After studying our Founding Fathers for decades in history books and biographies, I realize we have serious daddy issues. Many Founders were deeply flawed, some shamefully perpetuating slavery, most determined to deny women the right to vote, and all okay with subjugating the indigenous population. Empty words were parroted about everyone here being created equal, “endowed with certain unalienable rights” too often routinely denied to this day.
But this does not negate the Founders’ extraordinary vision, courage, and political genius. They were the most capable, daring, and inspiring leaders our new nation could have hoped for in their time. They defeated the greatest power on Earth with a ragtag army and launched a practical democratic republic from scratch in a world long dominated by monarchs.
And despite multiple threats over the course of history, the Constitution they concocted—improved over time with liberty-expanding amendments—remarkably remains in effect in what has become the world’s richest and most powerful country. It’s hard to find too much fault with the Constitution’s shortcomings in the face of such success and staying power.
Yet I was surprised to learn that when the Constitution was first drafted, most of the major Founders were far from certain the guardrails they erected to diversify power and prevent autocracy would last for their own lifetimes, let alone 238 years. They voiced serious doubts even before the ink on the Constitution’s original parchment had dried. Their premonitions of doom, which resonate to this day, were well documented in “Fears of a Setting Sun: The Disillusionment of America’s Founders,” by Dennis Rasmussen, a political scientist at Syracuse University’s Maxwell School of Citizenship and Public Affairs.
Despite such deep and widespread pessimism, the Founders took their untested governing document off the drawing board and enthusiastically put it into practice, which was no easy task. Their perseverance should teach us that the Constitution isn’t worth the paper it’s written on unless we keep working to defend the protections against tyranny it promises to all, especially when elected officials abuse their authority and run roughshod over our liberties.
Why were many Founders so skeptical?
George Washington, hailed as the father of our country, warned in his Farewell Address that America was doomed to be torn asunder if party politics was allowed to prevail, perhaps even falling into despotism if one faction dominated all others in a tyrannical government.
“However [political parties] may now and then answer popular ends, they are likely in the course of time and things to become potent engines, by which cunning, ambitious, and unprincipled men will be enabled to subvert the power of the people and to usurp for themselves the reins of government, destroying afterwards the very engines which have lifted them to unjust dominion,” he lamented.
Washington certainly got that right!
John Adams, Washington’s curmudgeonly vice president, doubled down on his president’s concerns. He doubted whether most citizens, particularly among the upper class, possessed enough civic virtue, moral fortitude, or patriotic fervor to put aside their own selfish interests and govern for the greatest benefit to all Americans. Adams also decried the country’s growing emphasis on commerce, wealth, and luxury among the elite, worried that widening inequality in income and education would inevitably result in a dominant commercial aristocracy controlling the government to further enrich themselves at the expense of the majority and the nation.

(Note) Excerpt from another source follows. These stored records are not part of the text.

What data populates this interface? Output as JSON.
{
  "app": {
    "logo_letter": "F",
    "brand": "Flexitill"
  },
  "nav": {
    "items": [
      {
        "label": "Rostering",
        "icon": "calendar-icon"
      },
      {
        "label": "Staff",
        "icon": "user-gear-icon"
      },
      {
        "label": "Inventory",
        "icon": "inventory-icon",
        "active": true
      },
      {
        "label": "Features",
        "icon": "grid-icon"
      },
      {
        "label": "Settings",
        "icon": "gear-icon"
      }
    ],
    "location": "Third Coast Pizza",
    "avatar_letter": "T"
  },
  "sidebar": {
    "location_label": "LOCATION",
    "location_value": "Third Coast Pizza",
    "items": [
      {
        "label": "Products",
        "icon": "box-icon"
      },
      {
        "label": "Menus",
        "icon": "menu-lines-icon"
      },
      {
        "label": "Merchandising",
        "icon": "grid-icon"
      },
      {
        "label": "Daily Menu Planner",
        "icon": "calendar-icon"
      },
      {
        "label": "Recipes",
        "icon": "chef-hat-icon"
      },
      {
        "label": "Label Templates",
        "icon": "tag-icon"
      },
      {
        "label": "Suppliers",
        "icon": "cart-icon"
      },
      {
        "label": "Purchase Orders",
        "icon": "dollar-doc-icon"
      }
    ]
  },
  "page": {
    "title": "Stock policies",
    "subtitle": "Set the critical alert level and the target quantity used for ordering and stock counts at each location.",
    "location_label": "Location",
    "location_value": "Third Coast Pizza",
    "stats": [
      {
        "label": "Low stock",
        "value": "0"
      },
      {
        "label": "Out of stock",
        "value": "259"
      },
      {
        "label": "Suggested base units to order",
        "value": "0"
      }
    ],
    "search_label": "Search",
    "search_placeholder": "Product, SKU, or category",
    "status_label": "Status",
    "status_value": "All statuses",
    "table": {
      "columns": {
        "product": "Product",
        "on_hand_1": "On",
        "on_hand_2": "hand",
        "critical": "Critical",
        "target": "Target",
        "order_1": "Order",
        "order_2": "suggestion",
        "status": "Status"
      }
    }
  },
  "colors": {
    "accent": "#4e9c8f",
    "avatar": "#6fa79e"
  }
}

Adams certainly got that right!
Alexander Hamilton should be commended for putting the fledgling nation on a sound financial footing as the first Treasury Secretary (as well as for inspiring one of Broadway’s greatest and most innovative musicals). But while he wrote passionately to support the Constitution’s adoption in “The Federalist Papers,” he was extremely skeptical about giving the people too much power, fearing unchecked democracy would lead to the election of a tyrant. Hamilton had grave misgivings about the Constitution’s ability to “keep in check demagogues and knaves in the disguise of Patriots,” convinced that “mankind are forever destined to be the dupes of bold and cunning imposture.”
Hamilton certainly got that right!
Meanwhile, Mr. Jefferson—who kept slave labor throughout his life despite condemning slavery in his first draft of the Declaration of Independence—was convinced differences between southern slave-holding states and northern free labor states papered over in the Constitution would prove to be irreconcilable. The result would be voluntary dissolution of the union, a civil war, or both, he warned.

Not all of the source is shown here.